Unser Fazit: Dieses Wasserkraftwerk wäre für den gesamten Lebensraum Fluss Saalach ein geradezu zerstörerischer Eingriff und es würde wesentliche Interessen der Bevölkerung Bad Reichenhalls verletzen. Energiewende ja, unbedingt sogar, aber dieses Projekt ist mit elementaren Grundlagen von Naturschutz nicht vereinbar und auch wirtschaftlich zweifelhaft. 
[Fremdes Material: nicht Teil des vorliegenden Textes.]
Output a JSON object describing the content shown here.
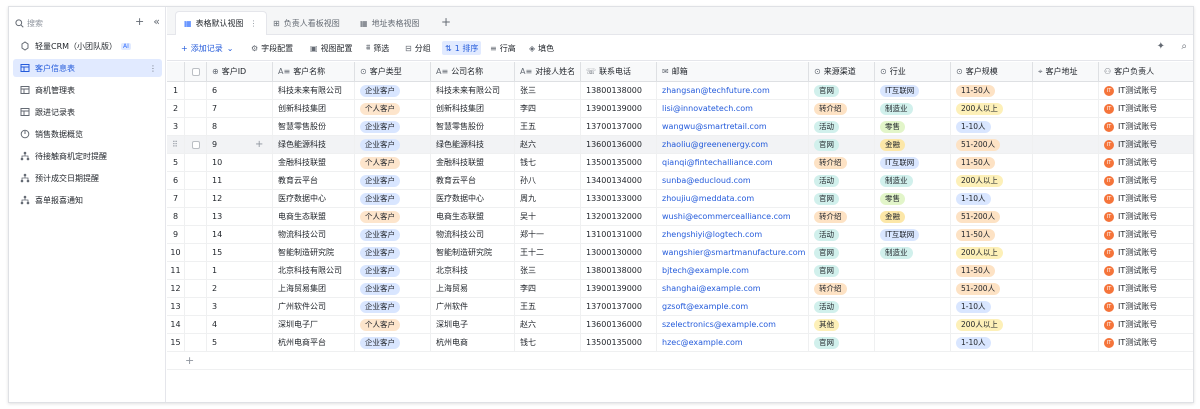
{
  "sidebar": {
    "search_placeholder": "搜索",
    "add_symbol": "+",
    "collapse_symbol": "«",
    "items": [
      {
        "label": "轻量CRM（小团队版）",
        "badge": "AI",
        "icon": "app-icon"
      },
      {
        "label": "客户信息表",
        "icon": "table-icon",
        "active": true,
        "more": "⋮"
      },
      {
        "label": "商机管理表",
        "icon": "table-icon"
      },
      {
        "label": "跟进记录表",
        "icon": "table-icon"
      },
      {
        "label": "销售数据概览",
        "icon": "dashboard-icon"
      },
      {
        "label": "待接触商机定时提醒",
        "icon": "workflow-icon"
      },
      {
        "label": "预计成交日期提醒",
        "icon": "workflow-icon"
      },
      {
        "label": "喜单报喜通知",
        "icon": "workflow-icon"
      }
    ]
  },
  "tabs": [
    {
      "label": "表格默认视图",
      "more": "⋮"
    },
    {
      "label": "负责人看板视图"
    },
    {
      "label": "地址表格视图"
    }
  ],
  "tab_add": "+",
  "toolbar": {
    "add_record": "添加记录",
    "field_config": "字段配置",
    "view_config": "视图配置",
    "filter": "筛选",
    "group": "分组",
    "sort": "1 排序",
    "row_height": "行高",
    "fill": "填色"
  },
  "columns": [
    "客户ID",
    "客户名称",
    "客户类型",
    "公司名称",
    "对接人姓名",
    "联系电话",
    "邮箱",
    "来源渠道",
    "行业",
    "客户规模",
    "客户地址",
    "客户负责人"
  ],
  "rows": [
    {
      "idx": "1",
      "id": "6",
      "name": "科技未来有限公司",
      "type": "企业客户",
      "company": "科技未来有限公司",
      "contact": "张三",
      "phone": "13800138000",
      "email": "zhangsan@techfuture.com",
      "source": "官网",
      "industry": "IT互联网",
      "scale": "11-50人",
      "owner": "IT测试账号"
    },
    {
      "idx": "2",
      "id": "7",
      "name": "创新科技集团",
      "type": "个人客户",
      "company": "创新科技集团",
      "contact": "李四",
      "phone": "13900139000",
      "email": "lisi@innovatetech.com",
      "source": "转介绍",
      "industry": "制造业",
      "scale": "200人以上",
      "owner": "IT测试账号"
    },
    {
      "idx": "3",
      "id": "8",
      "name": "智慧零售股份",
      "type": "企业客户",
      "company": "智慧零售股份",
      "contact": "王五",
      "phone": "13700137000",
      "email": "wangwu@smartretail.com",
      "source": "活动",
      "industry": "零售",
      "scale": "1-10人",
      "owner": "IT测试账号"
    },
    {
      "idx": "4",
      "id": "9",
      "name": "绿色能源科技",
      "type": "企业客户",
      "company": "绿色能源科技",
      "contact": "赵六",
      "phone": "13600136000",
      "email": "zhaoliu@greenenergy.com",
      "source": "官网",
      "industry": "金融",
      "scale": "51-200人",
      "owner": "IT测试账号"
    },
    {
      "idx": "5",
      "id": "10",
      "name": "金融科技联盟",
      "type": "个人客户",
      "company": "金融科技联盟",
      "contact": "钱七",
      "phone": "13500135000",
      "email": "qianqi@fintechalliance.com",
      "source": "转介绍",
      "industry": "IT互联网",
      "scale": "11-50人",
      "owner": "IT测试账号"
    },
    {
      "idx": "6",
      "id": "11",
      "name": "教育云平台",
      "type": "企业客户",
      "company": "教育云平台",
      "contact": "孙八",
      "phone": "13400134000",
      "email": "sunba@educloud.com",
      "source": "活动",
      "industry": "制造业",
      "scale": "200人以上",
      "owner": "IT测试账号"
    },
    {
      "idx": "7",
      "id": "12",
      "name": "医疗数据中心",
      "type": "企业客户",
      "company": "医疗数据中心",
      "contact": "周九",
      "phone": "13300133000",
      "email": "zhoujiu@meddata.com",
      "source": "官网",
      "industry": "零售",
      "scale": "1-10人",
      "owner": "IT测试账号"
    },
    {
      "idx": "8",
      "id": "13",
      "name": "电商生态联盟",
      "type": "个人客户",
      "company": "电商生态联盟",
      "contact": "吴十",
      "phone": "13200132000",
      "email": "wushi@ecommercealliance.com",
      "source": "转介绍",
      "industry": "金融",
      "scale": "51-200人",
      "owner": "IT测试账号"
    },
    {
      "idx": "9",
      "id": "14",
      "name": "物流科技公司",
      "type": "企业客户",
      "company": "物流科技公司",
      "contact": "郑十一",
      "phone": "13100131000",
      "email": "zhengshiyi@logtech.com",
      "source": "活动",
      "industry": "IT互联网",
      "scale": "11-50人",
      "owner": "IT测试账号"
    },
    {
      "idx": "10",
      "id": "15",
      "name": "智能制造研究院",
      "type": "企业客户",
      "company": "智能制造研究院",
      "contact": "王十二",
      "phone": "13000130000",
      "email": "wangshier@smartmanufacture.com",
      "source": "官网",
      "industry": "制造业",
      "scale": "200人以上",
      "owner": "IT测试账号"
    },
    {
      "idx": "11",
      "id": "1",
      "name": "北京科技有限公司",
      "type": "企业客户",
      "company": "北京科技",
      "contact": "张三",
      "phone": "13800138000",
      "email": "bjtech@example.com",
      "source": "官网",
      "industry": "",
      "scale": "11-50人",
      "owner": "IT测试账号"
    },
    {
      "idx": "12",
      "id": "2",
      "name": "上海贸易集团",
      "type": "企业客户",
      "company": "上海贸易",
      "contact": "李四",
      "phone": "13900139000",
      "email": "shanghai@example.com",
      "source": "转介绍",
      "industry": "",
      "scale": "51-200人",
      "owner": "IT测试账号"
    },
    {
      "idx": "13",
      "id": "3",
      "name": "广州软件公司",
      "type": "企业客户",
      "company": "广州软件",
      "contact": "王五",
      "phone": "13700137000",
      "email": "gzsoft@example.com",
      "source": "活动",
      "industry": "",
      "scale": "1-10人",
      "owner": "IT测试账号"
    },
    {
      "idx": "14",
      "id": "4",
      "name": "深圳电子厂",
      "type": "个人客户",
      "company": "深圳电子",
      "contact": "赵六",
      "phone": "13600136000",
      "email": "szelectronics@example.com",
      "source": "其他",
      "industry": "",
      "scale": "200人以上",
      "owner": "IT测试账号"
    },
    {
      "idx": "15",
      "id": "5",
      "name": "杭州电商平台",
      "type": "企业客户",
      "company": "杭州电商",
      "contact": "钱七",
      "phone": "13500135000",
      "email": "hzec@example.com",
      "source": "官网",
      "industry": "",
      "scale": "1-10人",
      "owner": "IT测试账号"
    }
  ],
  "avatar_text": "IT",
  "add_row_symbol": "+",
  "colors": {
    "accent": "#245bdb",
    "active_bg": "#e1eaff",
    "avatar": "#f5743a"
  }
}
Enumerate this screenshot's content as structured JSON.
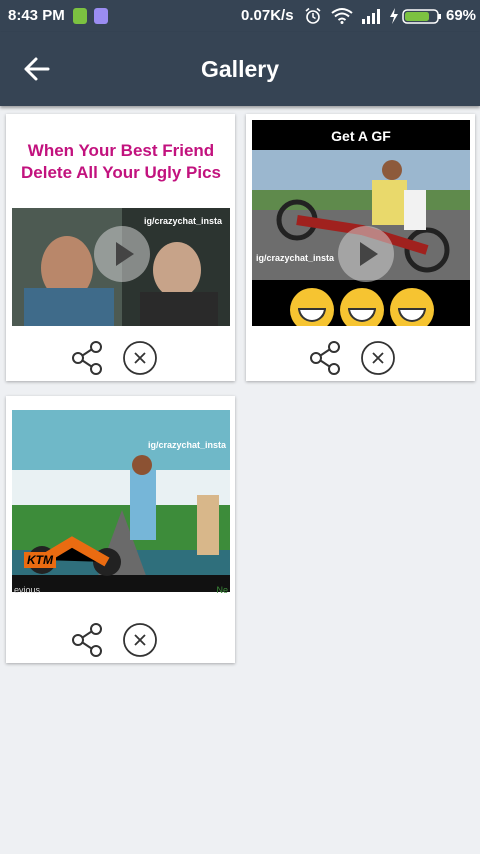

Also lieber die Nonner Rampe weiter genießen und lediglich den Nonner Steg an alter Stelle erneuern, vielleicht nach dem Vorbild Staufenbruck aus Holz? Die Versorgungsleitungen können wie bisher unter der Fahrbahn verlegt werden ohne die geplante teure Spartenquerung unter der Saalach hindurch, die wegen einer zusätzlich eingeplanten Fernwärmeleitung nach Nonn erforderlich würde. Diese wäre ökologisch und ökonomisch unsinnig. Die bereitgestellten 100.000 € für die Planung des Nonner Stegs wird die Stadt hoffentlich nicht für Luftschlösser ausgeben.